Consent to disclosure of personal health information3

“The minimum age at which a person can give consent to having their personal data processed is not specified in the Data Protection Acts.

“Section 2A(1) of the Acts provides that, where a person by reason of his or her physical or mental incapacity or age, is or is likely to be unable to appreciate the nature and effect of giving consent, such consent may be given by a parent or guardian or a grandparent, uncle, aunt, brother or sister of the person provided that the giving of such consent is not prohibited by law.

A young person of 16 or above could give consent to the processing of their medical data

“Where a person is under the age of majority (18), the Acts require the data controller to make a judgement on whether the young person can appreciate the implications of giving consent.

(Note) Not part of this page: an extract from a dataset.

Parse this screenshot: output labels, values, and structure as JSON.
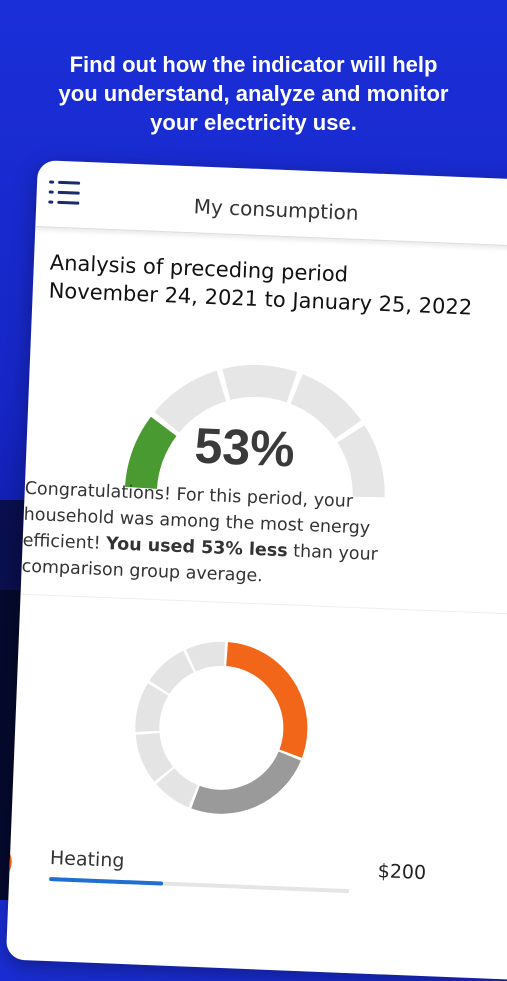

“The ... Non-Fatal Offences Against the Person Act, 1997 (Section 23) provides that a minor who has reached the age of 16 can give consent to medical treatment. It would therefore be reasonable to conclude that a young person of 16 or above could give consent to the processing of their medical data.

"For a person under that age, Managing and Protecting the Privacy of Personal Health Information in Irish General Practice4 provides useful guidance. It suggests that, where the individual is under 16, consent may still be given, but that this requires that the medical practitioner involved assess whether the young person has the maturity to understand and make their own decisions about the handling of their personal health information.

"In relation to the right of access to health data, it recommends that the general practitioner use professional judgement on a case by case basis, on whether the entitlement to access should be exercisable by (i) the individual alone, (ii) a parent or guardian alone, or (iii) both jointly. In making a decision, it suggests that particular regard should be had to the maturity of the young person concerned and his or her best interests. This guidance on the exercise of the right of access could also usefully be applied in other contexts.”

Box 5: Best practice for involving children in healthcare decisions

“... best practice in this area may be summarised as follows:

  • the child must be involved in treatment decisions as far as possible
  • the patient’s parents or carers must be involved in treatment decisions
  • the views of children must be obtained and respected
  • the relationship between healthcare professional and child should be based on truthfulness, clarity and awareness of the child’s age
  • children must be listened to and their questions responded to, clearly and truthfully
  • communication with children is not a once-off occurrence, but must be an ongoing process
  • training in communication skills with children is an essential component of appropriate professional training.”